Giovedì, 23 Settembre 2021
Cronaca Centro Storico / Via Cesare Battisti

Sesta Porta, la Polizia Municipale: "Iniziative clamorose contro l'apertura del sottopasso"

Le Rsu comunali si riuniranno mercoledì in un'assemblea al termine della quale potrebbe essere dichiarato lo stato di agitazione: "L'apertura del sottopasso aumenterà i pericoli per la salute e la sicurezza degli agenti"

Un'assemblea sindacale di due ore, al termine della quale i dipendenti comunali della Sesta Porta potrebbero dichiarare lo stato di agitazione con "iniziative clamorose". E' quanto potrebbe accadere mercoledì mattina, in concomitanza con l'inaugurazione del sottopassaggio che dall'immobile di via Battisti conduce al parcheggio di proprietà delle ferrovie. Diverse sono infatti le criticità segnalate dai dipendenti a riguardo della struttura, in particolare dal personale della Polizia Municipale.

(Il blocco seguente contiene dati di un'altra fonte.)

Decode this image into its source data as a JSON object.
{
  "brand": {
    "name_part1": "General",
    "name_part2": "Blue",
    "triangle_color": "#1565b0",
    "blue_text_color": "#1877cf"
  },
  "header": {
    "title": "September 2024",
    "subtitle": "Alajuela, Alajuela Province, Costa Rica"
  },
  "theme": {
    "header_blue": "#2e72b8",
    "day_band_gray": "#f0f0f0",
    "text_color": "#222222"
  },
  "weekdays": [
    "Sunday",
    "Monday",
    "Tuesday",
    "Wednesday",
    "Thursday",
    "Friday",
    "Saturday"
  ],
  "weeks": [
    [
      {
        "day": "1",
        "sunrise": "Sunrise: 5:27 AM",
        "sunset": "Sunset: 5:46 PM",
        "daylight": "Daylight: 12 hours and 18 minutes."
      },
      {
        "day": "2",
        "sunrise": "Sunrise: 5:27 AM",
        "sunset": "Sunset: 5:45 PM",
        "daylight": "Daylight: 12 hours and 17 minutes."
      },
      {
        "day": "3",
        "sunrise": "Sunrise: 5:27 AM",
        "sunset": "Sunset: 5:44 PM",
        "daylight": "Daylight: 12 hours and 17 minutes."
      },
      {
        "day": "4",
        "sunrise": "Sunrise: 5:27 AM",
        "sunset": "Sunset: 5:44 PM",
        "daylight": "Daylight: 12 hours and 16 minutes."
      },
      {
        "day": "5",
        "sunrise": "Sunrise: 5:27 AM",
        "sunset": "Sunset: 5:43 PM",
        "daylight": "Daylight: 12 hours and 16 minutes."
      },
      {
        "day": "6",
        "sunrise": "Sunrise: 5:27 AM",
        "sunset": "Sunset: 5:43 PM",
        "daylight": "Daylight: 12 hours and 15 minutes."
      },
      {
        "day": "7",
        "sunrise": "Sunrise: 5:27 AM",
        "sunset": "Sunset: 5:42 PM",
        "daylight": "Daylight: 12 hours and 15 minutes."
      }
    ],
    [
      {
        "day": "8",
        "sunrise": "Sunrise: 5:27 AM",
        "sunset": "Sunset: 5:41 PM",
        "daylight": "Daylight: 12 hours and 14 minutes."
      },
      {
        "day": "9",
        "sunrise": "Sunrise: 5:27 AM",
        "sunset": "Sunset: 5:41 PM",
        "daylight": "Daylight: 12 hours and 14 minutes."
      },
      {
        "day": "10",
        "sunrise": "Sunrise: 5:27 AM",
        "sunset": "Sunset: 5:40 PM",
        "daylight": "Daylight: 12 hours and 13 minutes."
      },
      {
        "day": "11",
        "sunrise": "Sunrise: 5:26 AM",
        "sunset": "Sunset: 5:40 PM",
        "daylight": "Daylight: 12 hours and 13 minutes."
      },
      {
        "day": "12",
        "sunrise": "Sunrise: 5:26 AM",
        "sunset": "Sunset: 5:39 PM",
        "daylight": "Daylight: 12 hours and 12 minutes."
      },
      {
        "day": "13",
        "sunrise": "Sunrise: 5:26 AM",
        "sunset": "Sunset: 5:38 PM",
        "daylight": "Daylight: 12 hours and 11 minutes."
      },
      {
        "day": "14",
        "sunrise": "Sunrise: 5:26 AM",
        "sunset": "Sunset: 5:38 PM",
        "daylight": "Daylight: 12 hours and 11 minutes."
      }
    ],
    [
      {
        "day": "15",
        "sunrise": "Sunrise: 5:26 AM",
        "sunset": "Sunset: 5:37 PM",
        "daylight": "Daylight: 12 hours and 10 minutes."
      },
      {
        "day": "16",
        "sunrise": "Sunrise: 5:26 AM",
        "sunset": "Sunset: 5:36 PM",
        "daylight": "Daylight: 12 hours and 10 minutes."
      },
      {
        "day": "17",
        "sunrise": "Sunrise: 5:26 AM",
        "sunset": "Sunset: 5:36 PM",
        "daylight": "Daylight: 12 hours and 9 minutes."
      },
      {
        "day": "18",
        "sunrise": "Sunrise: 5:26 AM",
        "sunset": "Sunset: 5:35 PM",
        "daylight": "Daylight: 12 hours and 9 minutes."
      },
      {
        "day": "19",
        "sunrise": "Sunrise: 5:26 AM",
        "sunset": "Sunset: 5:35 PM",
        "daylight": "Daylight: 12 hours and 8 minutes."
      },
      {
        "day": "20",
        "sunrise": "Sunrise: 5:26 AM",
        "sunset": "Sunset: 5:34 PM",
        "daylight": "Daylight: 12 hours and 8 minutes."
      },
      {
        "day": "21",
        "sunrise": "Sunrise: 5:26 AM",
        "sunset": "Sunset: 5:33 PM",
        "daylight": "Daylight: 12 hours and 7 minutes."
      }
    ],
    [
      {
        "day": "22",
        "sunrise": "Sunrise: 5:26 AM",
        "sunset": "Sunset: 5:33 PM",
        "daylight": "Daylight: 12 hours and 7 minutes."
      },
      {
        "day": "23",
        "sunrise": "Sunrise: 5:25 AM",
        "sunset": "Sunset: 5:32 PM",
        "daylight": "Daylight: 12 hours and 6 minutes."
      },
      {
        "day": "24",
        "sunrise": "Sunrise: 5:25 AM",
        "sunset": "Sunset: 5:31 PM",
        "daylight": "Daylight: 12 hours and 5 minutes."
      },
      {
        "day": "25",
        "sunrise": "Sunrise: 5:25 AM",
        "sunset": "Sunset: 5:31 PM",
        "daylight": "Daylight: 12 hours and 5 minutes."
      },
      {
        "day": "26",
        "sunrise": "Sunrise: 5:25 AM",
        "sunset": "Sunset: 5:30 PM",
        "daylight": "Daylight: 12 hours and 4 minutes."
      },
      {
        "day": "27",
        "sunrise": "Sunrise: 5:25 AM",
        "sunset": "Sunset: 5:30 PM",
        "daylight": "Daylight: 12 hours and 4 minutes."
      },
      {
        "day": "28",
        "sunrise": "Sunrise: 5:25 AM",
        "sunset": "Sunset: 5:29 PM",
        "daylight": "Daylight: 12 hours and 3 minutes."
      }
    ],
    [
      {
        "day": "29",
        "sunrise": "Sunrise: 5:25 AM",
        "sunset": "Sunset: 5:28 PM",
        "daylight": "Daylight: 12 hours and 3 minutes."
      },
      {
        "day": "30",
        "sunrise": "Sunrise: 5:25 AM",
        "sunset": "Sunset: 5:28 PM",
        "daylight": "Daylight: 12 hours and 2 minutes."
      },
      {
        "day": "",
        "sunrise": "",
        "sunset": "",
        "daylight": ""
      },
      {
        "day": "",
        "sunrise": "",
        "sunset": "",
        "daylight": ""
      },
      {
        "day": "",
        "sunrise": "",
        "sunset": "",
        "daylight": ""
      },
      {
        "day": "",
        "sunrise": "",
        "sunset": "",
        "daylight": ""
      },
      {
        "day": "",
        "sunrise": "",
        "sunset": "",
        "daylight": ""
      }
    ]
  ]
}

"Da anni - spiegano le Rsu del Comune di Pisa - avevamo segnalato come la struttura della Sesta Porta fosse inadatta ad ospitare un presidio di polizia sia per motivi di sicurezza che per motivi logistici. Purtroppo le nostre proposte non sono state accolte e oggi i lavoratori si trovano, da soli, a gestire una situazione completamente fuori controllo". Tra le problematiche evidenziate dalle Rsu l'assenza di un parcheggio per i dipendenti, ma anche spogliatoi umidi e uffici troppo piccoli. Secondo le Rsu, inoltre, l'apertura del nuovo sottopasso "aumenterà i pericoli per la salute e la sicurezza degli agenti della Municipale".

Ma non è tutto perchè le rappresentanze sindacali lamentano una serie di problemi per quanto riguarda la gestione del personale. "Il Comune di Pisa non funziona - affermano le Rsu - e i primi a pagarne le conseguenze sono proprio i dipendenti. Cala il personale comunale ma non diminuiscono i servizi erogati a dimostrazione che si lavora in condizioni precarie e con carichi di lavoro in continuo aumento". Nel mirino delle Rsu anche le modalità con le quali i dipendenti provinciali sono passati al Comune: "Mobilità - proseguono le Rsu - che non sono state dettate dal reale fabbisogno dei servizi ma da logiche 'politiche' per noi inaccettabili".

Critiche anche per quanto riguarda le esternalizzazioni dei servizi annunciate dall'assessore comunale Eligi. "I Piuss, Pisa città europea dello sport, i servizi educativi senza liste di attesa, le manifestazioni storiche - continuano le Rsu - stanno a dimostrare che la gestione diretta dei servizi è sinonimo di qualità e risparmio. Le esternalizzazioni non rappresentano una alternativa credibile. Nei mesi scorsi Eligi ci aveva presentato un piano occupazionale fatto di assunzioni, ora apprendiamo che quel piano è stato letteralmente disconosciuto e non solo dalle normative della legge di stabilità, come si vorrebbe far credere, ma da scelte politiche della Giunta".

Infine la formazione dei dipendenti. "I percorsi formativi - affermano le Rsu - richiesti da dipendenti e dirigenti non sono mai stati realizzati, molti si sono autoformati a casa nel proprio tempo libero per raggiungere le conoscenze necessarie a erogare servizi migliori di cui beneficia l'ente e l'utenza".